Michael Helm

Kaspars Gedankengang V

… noch einige Gedanken zu Dave von Raphaela Edelbauer. Es hat mich dazu inspiriert Das flüssige Land von ihr hervorzuholen und in Sichtweite zu legen. Mich interessiert, ob sich der Stil, den sie in Dave verwendet, dort wiederfindet. Ich mag Autoren, die ihren Stil dem Sujet anzupassen verstehen und sich nicht darum scheren, ob Verleger und Leser dann maulen …
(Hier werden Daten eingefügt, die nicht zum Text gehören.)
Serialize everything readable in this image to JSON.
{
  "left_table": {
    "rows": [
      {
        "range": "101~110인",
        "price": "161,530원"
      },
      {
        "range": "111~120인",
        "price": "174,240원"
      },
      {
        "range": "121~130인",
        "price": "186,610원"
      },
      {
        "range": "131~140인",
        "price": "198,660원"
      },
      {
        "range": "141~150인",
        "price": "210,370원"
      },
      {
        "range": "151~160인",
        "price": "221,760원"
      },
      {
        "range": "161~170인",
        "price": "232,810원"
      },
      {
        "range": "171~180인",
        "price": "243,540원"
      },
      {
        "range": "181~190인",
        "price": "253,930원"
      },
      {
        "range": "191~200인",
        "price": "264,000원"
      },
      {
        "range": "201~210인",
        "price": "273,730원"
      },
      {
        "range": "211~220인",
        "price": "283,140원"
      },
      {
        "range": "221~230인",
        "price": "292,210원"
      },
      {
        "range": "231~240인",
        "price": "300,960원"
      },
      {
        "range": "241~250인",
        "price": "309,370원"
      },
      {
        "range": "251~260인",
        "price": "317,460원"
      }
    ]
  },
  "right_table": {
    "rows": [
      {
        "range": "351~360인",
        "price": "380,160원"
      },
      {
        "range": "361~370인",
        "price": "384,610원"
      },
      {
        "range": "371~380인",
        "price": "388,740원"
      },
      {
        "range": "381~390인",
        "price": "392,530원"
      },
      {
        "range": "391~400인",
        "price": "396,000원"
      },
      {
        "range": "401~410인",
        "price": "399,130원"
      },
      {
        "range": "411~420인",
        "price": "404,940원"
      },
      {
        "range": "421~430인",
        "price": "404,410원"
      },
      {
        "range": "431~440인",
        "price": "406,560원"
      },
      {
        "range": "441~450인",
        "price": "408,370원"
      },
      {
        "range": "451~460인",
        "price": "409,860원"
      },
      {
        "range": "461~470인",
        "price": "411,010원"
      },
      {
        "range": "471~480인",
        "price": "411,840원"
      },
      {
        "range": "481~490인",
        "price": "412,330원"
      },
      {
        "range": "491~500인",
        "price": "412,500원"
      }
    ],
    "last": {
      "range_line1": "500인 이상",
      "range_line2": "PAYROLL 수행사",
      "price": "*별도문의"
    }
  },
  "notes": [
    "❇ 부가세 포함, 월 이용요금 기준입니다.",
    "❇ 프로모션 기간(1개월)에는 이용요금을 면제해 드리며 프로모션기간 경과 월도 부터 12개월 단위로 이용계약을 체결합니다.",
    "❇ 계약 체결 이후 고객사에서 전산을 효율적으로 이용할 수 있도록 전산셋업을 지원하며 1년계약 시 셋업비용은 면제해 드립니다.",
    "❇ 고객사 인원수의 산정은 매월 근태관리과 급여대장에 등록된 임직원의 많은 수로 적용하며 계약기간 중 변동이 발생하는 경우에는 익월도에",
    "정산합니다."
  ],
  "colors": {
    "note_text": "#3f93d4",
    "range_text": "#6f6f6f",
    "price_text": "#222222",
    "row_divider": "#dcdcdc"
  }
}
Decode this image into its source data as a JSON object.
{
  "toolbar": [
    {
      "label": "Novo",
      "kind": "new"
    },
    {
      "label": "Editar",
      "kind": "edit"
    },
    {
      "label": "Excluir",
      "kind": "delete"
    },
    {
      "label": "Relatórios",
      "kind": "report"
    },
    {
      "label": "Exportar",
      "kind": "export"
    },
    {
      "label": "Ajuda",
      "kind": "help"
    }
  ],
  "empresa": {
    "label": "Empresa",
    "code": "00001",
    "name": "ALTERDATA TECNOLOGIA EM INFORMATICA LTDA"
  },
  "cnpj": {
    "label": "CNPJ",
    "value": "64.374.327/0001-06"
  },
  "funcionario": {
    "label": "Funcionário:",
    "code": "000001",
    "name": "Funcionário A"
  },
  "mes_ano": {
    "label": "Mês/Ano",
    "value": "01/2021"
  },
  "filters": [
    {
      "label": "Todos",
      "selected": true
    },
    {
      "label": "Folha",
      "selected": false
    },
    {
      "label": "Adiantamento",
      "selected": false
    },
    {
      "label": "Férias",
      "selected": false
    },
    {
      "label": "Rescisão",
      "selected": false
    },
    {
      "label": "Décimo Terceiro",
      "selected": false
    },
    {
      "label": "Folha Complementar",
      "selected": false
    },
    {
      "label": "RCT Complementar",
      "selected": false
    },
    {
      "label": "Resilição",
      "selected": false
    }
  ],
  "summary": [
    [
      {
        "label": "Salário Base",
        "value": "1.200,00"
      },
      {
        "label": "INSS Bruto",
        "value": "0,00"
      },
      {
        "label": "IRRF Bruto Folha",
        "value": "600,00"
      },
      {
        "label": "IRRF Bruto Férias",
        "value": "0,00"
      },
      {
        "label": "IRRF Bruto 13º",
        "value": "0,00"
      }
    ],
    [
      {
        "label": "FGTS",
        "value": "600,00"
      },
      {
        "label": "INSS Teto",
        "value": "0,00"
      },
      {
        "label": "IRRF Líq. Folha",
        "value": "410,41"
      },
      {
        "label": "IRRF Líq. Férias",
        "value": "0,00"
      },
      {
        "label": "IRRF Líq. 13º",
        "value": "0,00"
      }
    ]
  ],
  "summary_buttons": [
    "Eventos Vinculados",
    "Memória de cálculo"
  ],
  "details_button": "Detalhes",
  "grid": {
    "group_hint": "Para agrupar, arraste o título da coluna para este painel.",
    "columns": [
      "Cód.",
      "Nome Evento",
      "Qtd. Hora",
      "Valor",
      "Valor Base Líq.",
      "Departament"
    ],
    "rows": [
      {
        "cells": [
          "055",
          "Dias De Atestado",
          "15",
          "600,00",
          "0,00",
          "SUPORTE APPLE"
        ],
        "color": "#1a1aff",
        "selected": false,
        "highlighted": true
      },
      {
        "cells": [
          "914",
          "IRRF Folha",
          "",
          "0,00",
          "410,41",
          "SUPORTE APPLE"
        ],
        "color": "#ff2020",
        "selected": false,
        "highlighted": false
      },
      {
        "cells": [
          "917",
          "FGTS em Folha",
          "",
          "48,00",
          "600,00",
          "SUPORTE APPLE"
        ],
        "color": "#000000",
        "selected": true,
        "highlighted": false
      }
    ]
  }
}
… die Frage beantworten, ob Dave eine Utopie ist oder eine Dystopie … eindeutig eine letztere … den eigentlichen Clou des Romans kann ich nicht verraten, obwohl man schnell merken wird, dass mit dem Erzähler des Buches etwas nicht stimmt … mit der Sprache stimmt eigentlich alles, auch wenn ihr nicht immer leicht zu folgen ist, … aber Raphaela Edelbauer nimmt ihren Stoff ernst und das spiegelt sich auch in der Art, wie sie schreibt … einige Stellen sind philosophisch durchdrungen, was mir gut gefällt … man sollte sie dann mehrfach lesen und das Zurückblättern nicht scheuen … Thema, neben dem auf der Hand liegenden der künstlichen Intelligenz (KI) und einer Welt, die durch diese geprägt sein könnte, ist die Frage nach dem Bewusstsein, der Frage, ob eine KI sich bewusst werden könne … dabei kam mir an vielen Stellen wieder die Frage nach der Verantwortung des Schöpfers in den Sinn … das verbindet das Werk mit Büchern wie Frankenstein (Mary Wollstonecraft Shelley) aber auch Ishiguros Klara und die Sonne … 
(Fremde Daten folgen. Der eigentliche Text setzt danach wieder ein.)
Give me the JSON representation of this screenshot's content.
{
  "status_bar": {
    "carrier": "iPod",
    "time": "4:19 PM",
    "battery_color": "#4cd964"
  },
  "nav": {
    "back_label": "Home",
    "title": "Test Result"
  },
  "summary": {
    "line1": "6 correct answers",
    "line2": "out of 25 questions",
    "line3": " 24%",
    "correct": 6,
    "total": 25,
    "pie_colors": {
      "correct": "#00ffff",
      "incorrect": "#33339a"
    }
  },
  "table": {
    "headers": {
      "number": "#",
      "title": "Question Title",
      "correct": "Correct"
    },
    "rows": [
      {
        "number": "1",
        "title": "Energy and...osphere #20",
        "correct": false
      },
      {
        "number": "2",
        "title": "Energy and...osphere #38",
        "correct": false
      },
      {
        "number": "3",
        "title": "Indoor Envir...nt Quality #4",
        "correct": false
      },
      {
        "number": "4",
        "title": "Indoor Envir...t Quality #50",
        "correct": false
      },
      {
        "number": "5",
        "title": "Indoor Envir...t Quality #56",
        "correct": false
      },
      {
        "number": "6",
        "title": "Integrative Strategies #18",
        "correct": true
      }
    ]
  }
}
… das Buch entwickelte für mich einen Sog, dem ich mich schlecht entziehen konnte, auch in schwierigeren Passagen … zum Ende hin forciert die Autorin ein sprachliches Feuerwerk, das einen am eigenen Verstand zweifeln lässt … man weiß nicht mehr, wer wer und wo er ist … gemäß des kartesischen Grundgedankens ist die Welt der Wahrnehmung eben keine sichere, festgefügte, keine objektiv betrachtbare … ist es aber das ICH? … Ist hier jemand, weil er denkt? … ich finde das wirklich gelungen … nochmal lesen! …

… ist das Buch ein Science Fiction? Immer mal wieder werde ich nach guter Horrorliteratur gefragt und dann gehen mir natürlich auch Buchempfehlungen wie E.A. Poe, Mary Wollstonecraft Shelley und Bram Stoker durch den Kopf. Ich würde mich ja zurückhalten, sie so zu nennen … sie sind mehr … Ist Dave also ein Science Fiction? All diese Werke sind viel größer, als das populäre Genre, in das man sie stopft. Gute Science Fiction – wenn wir sie so nennen wollen – ist mehr als das. Ishiguros Buch (Klara) würde ich gar nicht erst so nennen. Dave passt sicherlich in diesen Begriff, auch wenn es ihn sprengt. Es sind nicht die Szenen einer irgendwann stattfinden Zukunft … Es sind die Fragen, die wir uns heute stellen … die wir beantworten müssen … die besten Science Fiction-Romane sind Gegenwartsromane, die mit ihren Gedanken eine Zukunft anmahnen, die uns bevorsteht, wenn wir auf diese Fragen keine Antwort finden wollen oder können …

Kaspar Hauser

Kaspars Gedankengang III

… zurück zu dem Gedanken an Klara und die Sonne. Zurück zu Dave. Beide Bücher spielen mit Vorstellungen des Zukünftigen. Doch schreibt Ishiguro in Klara und die Sonne keinen Science Fiction. Das hatte er auch in Alles, was wir geben mussten schon nicht getan, selbst wenn er utopistische Sujets verwendet … 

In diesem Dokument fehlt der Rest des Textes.